My laptop has wallpaper apps and calm-themed apps side by side, and they style their UI differently. I started with a single shared .swiftlint.yml and discovered that what was correct in one codebase counted as a violation in the other.

I moved to a .swiftlint.yml at the root of each repository and let the script find the nearest one. Allowing per-project dialects was a better fit for real-world maintenance.

2. Stop running --fix from inside the hook

At first I ran swiftlint --fix --quiet --path "$FILE_PATH" to auto-correct in the hook. It was convenient, but rewriting a file while Claude Code is still editing it confuses Claude's diff awareness. One time the auto-fix collided with Claude's next edit and the same fix was applied twice.

Since then the hook only reports findings. Claude reads them on the next turn and decides whether and how to fix.

3. Treat the noisy first week as noise

In week one, every edit to legacy files surfaced a wall of pre-existing violations. Claude got confused and started reaching for files it should not have touched.

I narrowed .swiftlint.yml by adding excluded: paths and restricting only_rules::

only_rules:
  - trailing_whitespace
  - colon
  - comma
  - vertical_whitespace
  - opening_brace
  - control_statement
  - identifier_name
  - line_length
 
excluded:
  - Pods
  - Carthage
  - Generated
  - Legacy   # ten-year-old code lives here

Whether to opt-in everything or start small is a matter of taste. I found starting small and adding trusted rules over time less stressful.

Four things that changed in six weeks

After those three adjustments the system felt stable. What I notice in daily use:

First, review time roughly halved. The style violations SwiftLint can see now mostly vanish inside the same Claude turn, freeing my eyes for design judgment and test coverage.

Second, the style of Claude Code's output converges within a session. When the hook returns a violation, Claude fixes it on the next turn, and that learning sticks for the rest of the session. I no longer have to explain in prose that "we omit return in this repo" — the linter teaches it backwards.

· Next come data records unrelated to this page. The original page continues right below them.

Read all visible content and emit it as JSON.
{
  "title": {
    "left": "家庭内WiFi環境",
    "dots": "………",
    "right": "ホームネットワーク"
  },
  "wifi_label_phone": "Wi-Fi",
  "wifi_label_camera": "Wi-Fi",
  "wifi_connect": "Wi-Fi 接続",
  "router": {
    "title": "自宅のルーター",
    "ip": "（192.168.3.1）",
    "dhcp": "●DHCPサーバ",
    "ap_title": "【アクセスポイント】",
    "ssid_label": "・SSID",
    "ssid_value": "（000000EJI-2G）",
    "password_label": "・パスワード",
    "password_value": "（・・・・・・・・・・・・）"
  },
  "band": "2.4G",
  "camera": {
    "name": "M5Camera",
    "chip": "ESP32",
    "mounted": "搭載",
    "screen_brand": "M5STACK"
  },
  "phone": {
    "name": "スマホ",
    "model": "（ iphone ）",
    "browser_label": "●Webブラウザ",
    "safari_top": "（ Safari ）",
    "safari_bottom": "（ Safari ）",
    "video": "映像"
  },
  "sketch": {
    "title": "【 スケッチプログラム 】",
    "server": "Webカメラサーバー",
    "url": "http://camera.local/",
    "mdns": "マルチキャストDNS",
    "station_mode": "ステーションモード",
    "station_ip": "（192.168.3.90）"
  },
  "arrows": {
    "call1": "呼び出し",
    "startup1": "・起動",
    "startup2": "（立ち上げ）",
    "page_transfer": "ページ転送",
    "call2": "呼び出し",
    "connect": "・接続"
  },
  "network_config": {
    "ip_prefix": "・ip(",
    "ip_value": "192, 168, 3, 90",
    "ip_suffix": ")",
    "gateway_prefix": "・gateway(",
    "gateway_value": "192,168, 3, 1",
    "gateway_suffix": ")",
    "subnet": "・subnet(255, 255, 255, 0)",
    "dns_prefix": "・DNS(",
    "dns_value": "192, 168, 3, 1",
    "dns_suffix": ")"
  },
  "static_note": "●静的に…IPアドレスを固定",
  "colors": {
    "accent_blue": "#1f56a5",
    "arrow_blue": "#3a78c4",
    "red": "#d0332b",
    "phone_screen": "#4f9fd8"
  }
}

Third, the psychological cost of touching legacy files dropped. Even in code that mixes Objective-C from a decade ago, the hook tells Claude mechanically which lines to fix, so I can comfortably ask for "the smallest diff that resolves the SwiftLint findings only."

Fourth, slightly surprisingly, commit messages got more specific. Because violations are explicit, Claude writes messages like "Fix four trailing_whitespace and two identifier_name issues."

Rough edges I hit

To be honest, here are the rough edges I have lived with.

swiftlint's startup overhead is noticeable when fired per file. On an M1 Mac each invocation is a few hundred milliseconds, but right after a MultiEdit touches ten files at once the tempo drops visibly. --quiet, narrower only_rules:, and broader excluded: all help, but as long as the linter runs on every edit it will not be zero.

The other one is that long hook stdout slowly chews through Claude Code's context. I capped each file's findings to roughly ten lines with a trailing head -20. That was enough.

What I want to try next

The same shape generalizes to any linter or type checker. I am about to do the same thing in my Python scripts using ruff.

Whenever I think about what I want to leave for my children who live apart from me, I am reminded why it is worth writing the technical details down clearly. Even with a capable partner like Claude Code, whether the codebase still feels like mine depends on how I design the running surface around it. A thin mechanism like Hooks, run long enough, makes that difference visible.

If you are also a one-person shop bouncing between repositories, I hope some of this is useful. Thank you for reading.